Clissa
“Clissa est le lieu que Prolomée appelle Andecrium, & Strabon Andetrinum. Mais cette pierre dont je viens de parler le nomme Andetrium, & ces monumens sont plus certains que les liyres qui ont pû être alteres par les copistes. C’est une Citadelle de grande importance, qui fut prise aux Turcs par les Venitiens sous le commandement de Fusculo Provediteur de Dalmatie. Elle avoit été autrefois à l’Empereur d’Allemagne, & l’on dit qu’une Reine de Hongrie l’avoit fait bâtir.
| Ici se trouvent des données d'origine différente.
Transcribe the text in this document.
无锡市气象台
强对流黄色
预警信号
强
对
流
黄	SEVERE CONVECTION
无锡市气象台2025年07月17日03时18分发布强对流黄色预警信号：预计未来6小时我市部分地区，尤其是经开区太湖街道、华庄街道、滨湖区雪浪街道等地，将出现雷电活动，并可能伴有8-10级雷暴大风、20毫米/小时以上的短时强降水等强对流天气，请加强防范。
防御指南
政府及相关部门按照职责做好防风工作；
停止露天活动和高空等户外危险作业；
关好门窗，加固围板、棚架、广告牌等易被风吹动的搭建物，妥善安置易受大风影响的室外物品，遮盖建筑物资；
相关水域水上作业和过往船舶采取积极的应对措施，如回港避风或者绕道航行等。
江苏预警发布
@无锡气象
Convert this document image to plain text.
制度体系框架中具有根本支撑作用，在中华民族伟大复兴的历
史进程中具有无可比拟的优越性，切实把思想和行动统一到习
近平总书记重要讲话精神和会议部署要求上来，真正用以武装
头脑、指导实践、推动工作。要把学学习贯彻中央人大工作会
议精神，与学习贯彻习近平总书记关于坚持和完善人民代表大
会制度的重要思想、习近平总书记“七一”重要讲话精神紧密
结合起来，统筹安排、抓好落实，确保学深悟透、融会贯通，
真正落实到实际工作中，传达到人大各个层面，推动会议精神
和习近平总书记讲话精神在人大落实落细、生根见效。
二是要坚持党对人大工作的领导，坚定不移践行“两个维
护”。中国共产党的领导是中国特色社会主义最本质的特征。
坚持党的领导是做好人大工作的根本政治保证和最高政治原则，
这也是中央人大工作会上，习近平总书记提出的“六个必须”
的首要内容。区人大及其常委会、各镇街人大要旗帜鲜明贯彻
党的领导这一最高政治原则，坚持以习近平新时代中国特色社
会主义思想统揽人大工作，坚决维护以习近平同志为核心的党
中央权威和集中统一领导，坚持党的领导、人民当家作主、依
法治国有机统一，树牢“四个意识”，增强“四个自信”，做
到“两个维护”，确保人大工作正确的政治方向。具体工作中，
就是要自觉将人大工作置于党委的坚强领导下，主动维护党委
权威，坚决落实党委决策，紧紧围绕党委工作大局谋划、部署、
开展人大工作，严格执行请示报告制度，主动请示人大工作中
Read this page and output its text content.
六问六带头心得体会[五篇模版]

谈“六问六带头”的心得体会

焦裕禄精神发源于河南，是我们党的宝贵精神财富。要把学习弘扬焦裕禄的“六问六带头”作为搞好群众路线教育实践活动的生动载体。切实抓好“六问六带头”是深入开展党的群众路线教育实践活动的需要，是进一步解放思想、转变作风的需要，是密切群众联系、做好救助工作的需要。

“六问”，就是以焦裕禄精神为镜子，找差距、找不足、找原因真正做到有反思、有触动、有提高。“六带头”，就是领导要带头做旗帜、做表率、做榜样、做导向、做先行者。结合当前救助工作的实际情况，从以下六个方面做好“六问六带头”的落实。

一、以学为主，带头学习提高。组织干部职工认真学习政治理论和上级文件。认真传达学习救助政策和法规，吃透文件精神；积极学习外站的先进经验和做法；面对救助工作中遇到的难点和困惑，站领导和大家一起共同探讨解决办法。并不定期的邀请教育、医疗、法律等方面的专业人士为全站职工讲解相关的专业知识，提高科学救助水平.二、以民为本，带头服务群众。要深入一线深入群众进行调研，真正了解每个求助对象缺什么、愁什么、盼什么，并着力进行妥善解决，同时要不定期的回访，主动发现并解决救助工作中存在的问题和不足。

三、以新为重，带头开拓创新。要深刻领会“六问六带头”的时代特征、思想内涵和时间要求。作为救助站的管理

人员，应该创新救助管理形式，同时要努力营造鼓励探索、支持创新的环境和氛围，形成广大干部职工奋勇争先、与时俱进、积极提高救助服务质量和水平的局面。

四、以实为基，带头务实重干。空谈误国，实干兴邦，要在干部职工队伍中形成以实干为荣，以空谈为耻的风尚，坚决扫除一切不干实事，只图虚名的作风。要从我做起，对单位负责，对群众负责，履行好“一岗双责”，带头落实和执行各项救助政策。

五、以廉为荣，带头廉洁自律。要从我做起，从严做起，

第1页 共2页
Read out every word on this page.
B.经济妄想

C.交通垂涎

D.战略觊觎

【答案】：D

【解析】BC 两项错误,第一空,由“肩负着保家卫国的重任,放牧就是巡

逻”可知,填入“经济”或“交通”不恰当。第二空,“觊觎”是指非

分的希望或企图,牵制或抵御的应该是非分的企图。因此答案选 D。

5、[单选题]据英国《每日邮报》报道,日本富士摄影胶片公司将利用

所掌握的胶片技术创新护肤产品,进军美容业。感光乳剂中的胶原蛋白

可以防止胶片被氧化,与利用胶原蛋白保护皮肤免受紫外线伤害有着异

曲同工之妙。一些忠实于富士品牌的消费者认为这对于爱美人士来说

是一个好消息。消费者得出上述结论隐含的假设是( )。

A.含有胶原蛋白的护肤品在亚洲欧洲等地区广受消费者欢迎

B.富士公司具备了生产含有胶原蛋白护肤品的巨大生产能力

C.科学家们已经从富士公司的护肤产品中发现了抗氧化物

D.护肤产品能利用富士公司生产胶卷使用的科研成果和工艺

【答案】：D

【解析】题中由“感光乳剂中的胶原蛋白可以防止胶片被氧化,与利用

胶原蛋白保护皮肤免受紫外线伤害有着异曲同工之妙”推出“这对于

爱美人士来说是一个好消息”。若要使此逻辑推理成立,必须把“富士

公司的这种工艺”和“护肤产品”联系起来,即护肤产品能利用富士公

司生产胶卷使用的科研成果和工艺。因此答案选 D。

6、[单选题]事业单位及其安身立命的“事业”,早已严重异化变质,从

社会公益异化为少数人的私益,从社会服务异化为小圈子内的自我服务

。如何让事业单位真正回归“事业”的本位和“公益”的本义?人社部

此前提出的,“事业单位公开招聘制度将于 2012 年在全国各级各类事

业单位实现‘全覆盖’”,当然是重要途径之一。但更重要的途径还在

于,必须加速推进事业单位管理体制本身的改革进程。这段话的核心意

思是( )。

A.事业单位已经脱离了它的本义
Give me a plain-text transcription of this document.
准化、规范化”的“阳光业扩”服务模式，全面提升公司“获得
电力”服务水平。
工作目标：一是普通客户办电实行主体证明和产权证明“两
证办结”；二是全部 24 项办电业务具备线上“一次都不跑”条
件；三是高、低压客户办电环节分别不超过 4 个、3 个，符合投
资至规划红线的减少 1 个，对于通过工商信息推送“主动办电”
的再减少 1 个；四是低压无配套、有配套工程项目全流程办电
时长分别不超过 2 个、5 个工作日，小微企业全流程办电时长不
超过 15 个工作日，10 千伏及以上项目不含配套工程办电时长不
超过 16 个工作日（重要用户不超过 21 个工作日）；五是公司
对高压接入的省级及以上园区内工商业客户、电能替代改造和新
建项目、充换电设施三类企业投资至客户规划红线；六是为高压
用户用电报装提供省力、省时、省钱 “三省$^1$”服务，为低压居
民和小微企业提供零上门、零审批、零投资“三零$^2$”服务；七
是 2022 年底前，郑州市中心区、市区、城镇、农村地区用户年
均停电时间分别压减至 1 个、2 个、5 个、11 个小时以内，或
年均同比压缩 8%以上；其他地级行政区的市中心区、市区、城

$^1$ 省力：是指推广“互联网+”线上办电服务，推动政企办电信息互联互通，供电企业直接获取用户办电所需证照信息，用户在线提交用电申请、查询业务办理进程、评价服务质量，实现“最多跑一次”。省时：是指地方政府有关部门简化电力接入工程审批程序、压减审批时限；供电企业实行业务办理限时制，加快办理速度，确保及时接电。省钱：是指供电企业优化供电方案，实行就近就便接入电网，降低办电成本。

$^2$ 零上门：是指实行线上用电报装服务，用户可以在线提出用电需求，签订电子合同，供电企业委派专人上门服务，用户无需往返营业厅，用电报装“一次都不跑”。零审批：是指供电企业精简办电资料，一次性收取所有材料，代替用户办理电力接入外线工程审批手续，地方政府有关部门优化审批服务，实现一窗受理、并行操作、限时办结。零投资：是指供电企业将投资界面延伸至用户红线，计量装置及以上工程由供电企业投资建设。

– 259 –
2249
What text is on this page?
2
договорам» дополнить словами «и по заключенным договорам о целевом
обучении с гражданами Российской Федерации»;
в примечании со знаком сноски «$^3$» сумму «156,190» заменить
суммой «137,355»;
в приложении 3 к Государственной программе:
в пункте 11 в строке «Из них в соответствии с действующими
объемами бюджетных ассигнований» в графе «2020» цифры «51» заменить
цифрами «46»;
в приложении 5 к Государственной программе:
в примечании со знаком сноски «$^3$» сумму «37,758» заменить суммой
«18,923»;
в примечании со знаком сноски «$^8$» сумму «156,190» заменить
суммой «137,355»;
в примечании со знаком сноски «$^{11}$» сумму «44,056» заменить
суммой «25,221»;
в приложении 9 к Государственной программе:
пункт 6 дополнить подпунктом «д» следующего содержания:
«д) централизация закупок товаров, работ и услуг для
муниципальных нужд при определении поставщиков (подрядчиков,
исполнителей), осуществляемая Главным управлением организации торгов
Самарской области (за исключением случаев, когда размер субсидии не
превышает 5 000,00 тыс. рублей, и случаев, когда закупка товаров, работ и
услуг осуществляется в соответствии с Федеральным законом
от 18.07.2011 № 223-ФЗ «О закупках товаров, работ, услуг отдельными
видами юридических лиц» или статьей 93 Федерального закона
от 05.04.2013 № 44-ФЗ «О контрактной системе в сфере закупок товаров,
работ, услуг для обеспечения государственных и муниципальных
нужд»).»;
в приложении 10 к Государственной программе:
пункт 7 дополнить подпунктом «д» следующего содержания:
Depuis que le Republique la tient, elle en a fait sauter une partie au devant pour la rendre plus forte & plus aisée à garder. Elle est sur une crete de colline entre deux hautes montagnes, sur le chemin de Turquie en Dalmatie. La sentinelle void tous ceux qui passent, & les oblige à parler. Il n’y a pourtant ni Bastions, ni ouvrages de dehors, mais seulement quelques terrasses, & le roc sert de muraille. L’eau y manque, & le froid y est terrible en hyver. Je m’imagine que c’est une rude penitence pour un Gentilhomme Venitien d’y aller faire pendant deux ans la charge de Provediteur. Il y a deux compagnies d’Infanterie, & la moitié d’une de Cavalerie.
La cause de sa prise fut, outre les vives attaques qu’on y avoit données, une bombe qui tomba sur la Mosquée, pendant que les Turcs étoient à leur devotion, avec l’esperance qu’ils perdirent d’un secours qui fut defait. Ils se rendirent vies & bagues sauves, mais les Morlaques leurs ennemis irreconciliables les attendirent à un passage, & les taillerent tous en pieces de leur propre mouvement. […]. De Spalatro nous passâmes à Liesina en moins de quinze heures” (pp. 108-110).